TOTAL_NUM_UPDATES=20000  
WARMUP_UPDATES=500      
LR=3e-05
MAX_TOKENS=2048
UPDATE_FREQ=4
BART_PATH=/path/to/bart/model.pt

CUDA_VISIBLE_DEVICES=0,1,2,3,4,5,6,7 python fairseq_src/train.py /path/to/x_dataset/bin/ \
    --restore-file $BART_PATH \
    --max-tokens $MAX_TOKENS \
    --task translation \
    --source-lang source --target-lang target \
    --truncate-source \
    --layernorm-embedding \
    --share-all-embeddings \
    --share-decoder-input-output-embed \
    --reset-optimizer --reset-dataloader --reset-meters \
    --required-batch-size-multiple 1 \
    --arch bart_large \
    --criterion label_smoothed_cross_entropy \
    --label-smoothing 0.1 \
    --dropout 0.1 --attention-dropout 0.1 \
    --weight-decay 0.01 --optimizer adam --adam-betas "(0.9, 0.999)" --adam-eps 1e-08 \
    --clip-norm 0.1 \
    --lr-scheduler polynomial_decay --lr $LR --total-num-update $TOTAL_NUM_UPDATES --warmup-updates $WARMUP_UPDATES \
    --fp16 --update-freq $UPDATE_FREQ \
    --skip-invalid-size-inputs-valid-test \
    --find-unused-parameters;

Prediction

The script pred.py is for predicting on single file. We provide the run_prediction.sh script for the prediction convenience.

Generating pseudo labels

We can change the argument value args.encoder_attn_temp, args.decoder_attn_temp, and args.cross_attn_temp in pred.py file to change the attention temperature during the teacher's inference process.
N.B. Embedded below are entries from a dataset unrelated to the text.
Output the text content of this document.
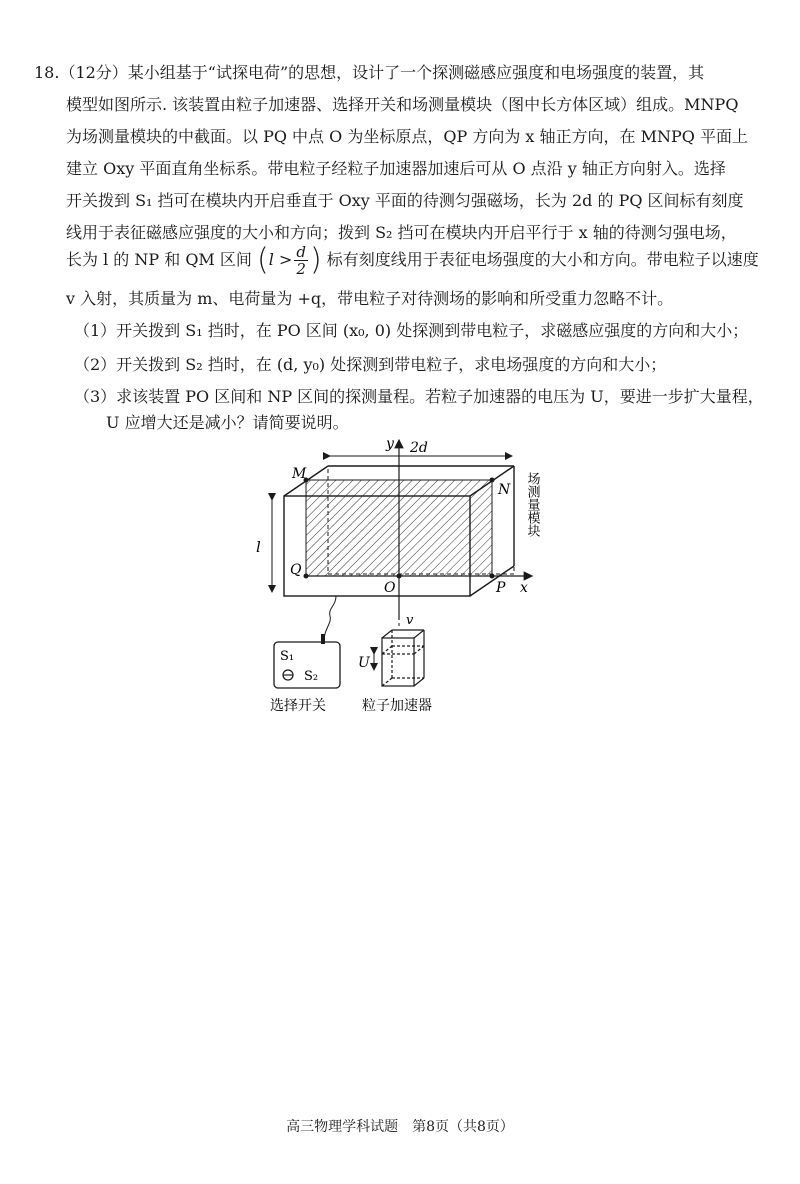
18.（12分）某小组基于“试探电荷”的思想，设计了一个探测磁感应强度和电场强度的装置，其
模型如图所示. 该装置由粒子加速器、选择开关和场测量模块（图中长方体区域）组成。MNPQ
为场测量模块的中截面。以 PQ 中点 O 为坐标原点，QP 方向为 x 轴正方向，在 MNPQ 平面上
建立 Oxy 平面直角坐标系。带电粒子经粒子加速器加速后可从 O 点沿 y 轴正方向射入。选择
开关拨到 S₁ 挡可在模块内开启垂直于 Oxy 平面的待测匀强磁场，长为 2d 的 PQ 区间标有刻度
线用于表征磁感应强度的大小和方向；拨到 S₂ 挡可在模块内开启平行于 x 轴的待测匀强电场，
长为 l 的 NP 和 QM 区间 ($l > \frac{d}{2}$ ) 标有刻度线用于表征电场强度的大小和方向。带电粒子以速度
v 入射，其质量为 m、电荷量为 +q，带电粒子对待测场的影响和所受重力忽略不计。
（1）开关拨到 S₁ 挡时，在 PO 区间 (x₀, 0) 处探测到带电粒子，求磁感应强度的方向和大小；
（2）开关拨到 S₂ 挡时，在 (d, y₀) 处探测到带电粒子，求电场强度的方向和大小；
（3）求该装置 PO 区间和 NP 区间的探测量程。若粒子加速器的电压为 U，要进一步扩大量程，
U 应增大还是减小？请简要说明。
2d
l
y
x
M
N
Q
O	P
场测量模块
v
S₁
S₂
选择开关
U
粒子加速器
高三物理学科试题　第8页（共8页）
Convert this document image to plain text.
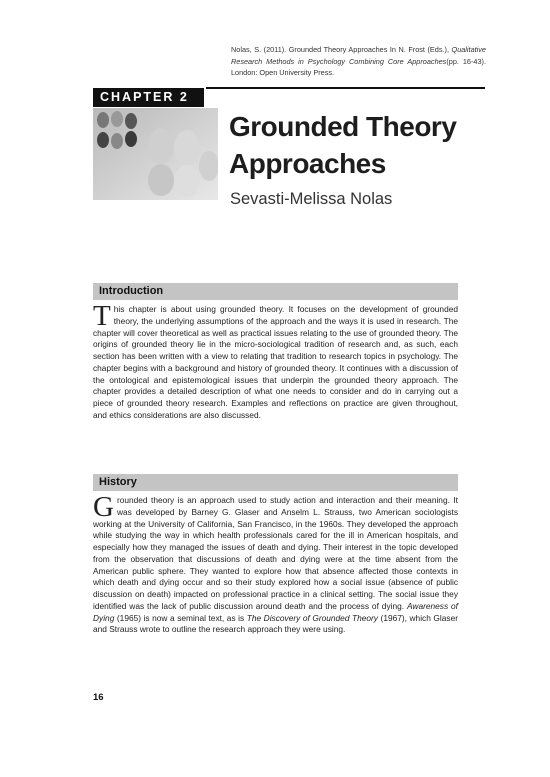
Nolas, S. (2011). Grounded Theory Approaches In N. Frost (Eds.), Qualitative Research Methods in Psychology Combining Core Approaches(pp. 16-43). London: Open University Press.
CHAPTER 2
Grounded Theory
Approaches
Sevasti-Melissa Nolas
Introduction
This chapter is about using grounded theory. It focuses on the development of grounded theory, the underlying assumptions of the approach and the ways it is used in research. The chapter will cover theoretical as well as practical issues relating to the use of grounded theory. The origins of grounded theory lie in the micro-sociological tradition of research and, as such, each section has been written with a view to relating that tradition to research topics in psychology. The chapter begins with a background and history of grounded theory. It continues with a discussion of the ontological and epistemological issues that underpin the grounded theory approach. The chapter provides a detailed description of what one needs to consider and do in carrying out a piece of grounded theory research. Examples and reflections on practice are given throughout, and ethics considerations are also discussed.
History
Grounded theory is an approach used to study action and interaction and their meaning. It was developed by Barney G. Glaser and Anselm L. Strauss, two American sociologists working at the University of California, San Francisco, in the 1960s. They developed the approach while studying the way in which health professionals cared for the ill in American hospitals, and especially how they managed the issues of death and dying. Their interest in the topic developed from the observation that discussions of death and dying were at the time absent from the American public sphere. They wanted to explore how that absence affected those contexts in which death and dying occur and so their study explored how a social issue (absence of public discussion on death) impacted on professional practice in a clinical setting. The social issue they identified was the lack of public discussion around death and the process of dying. Awareness of Dying (1965) is now a seminal text, as is The Discovery of Grounded Theory (1967), which Glaser and Strauss wrote to outline the research approach they were using.
16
If we want to use a temperature value sampled from a uniform distribution U[64, 128], we can set args.encoder_attn_temp = -1, as well as args.decoder_attn_temp and args.cross_attn_temp.

We then generate pseudo labels with the teacher that has higher attention temperature. We provide the pred.py to predict on the input file. You can use a separate virtual environment in which the fairseq is not installed to ensure that the dependencies called from the pred.py are all under the source directory fairseq_src.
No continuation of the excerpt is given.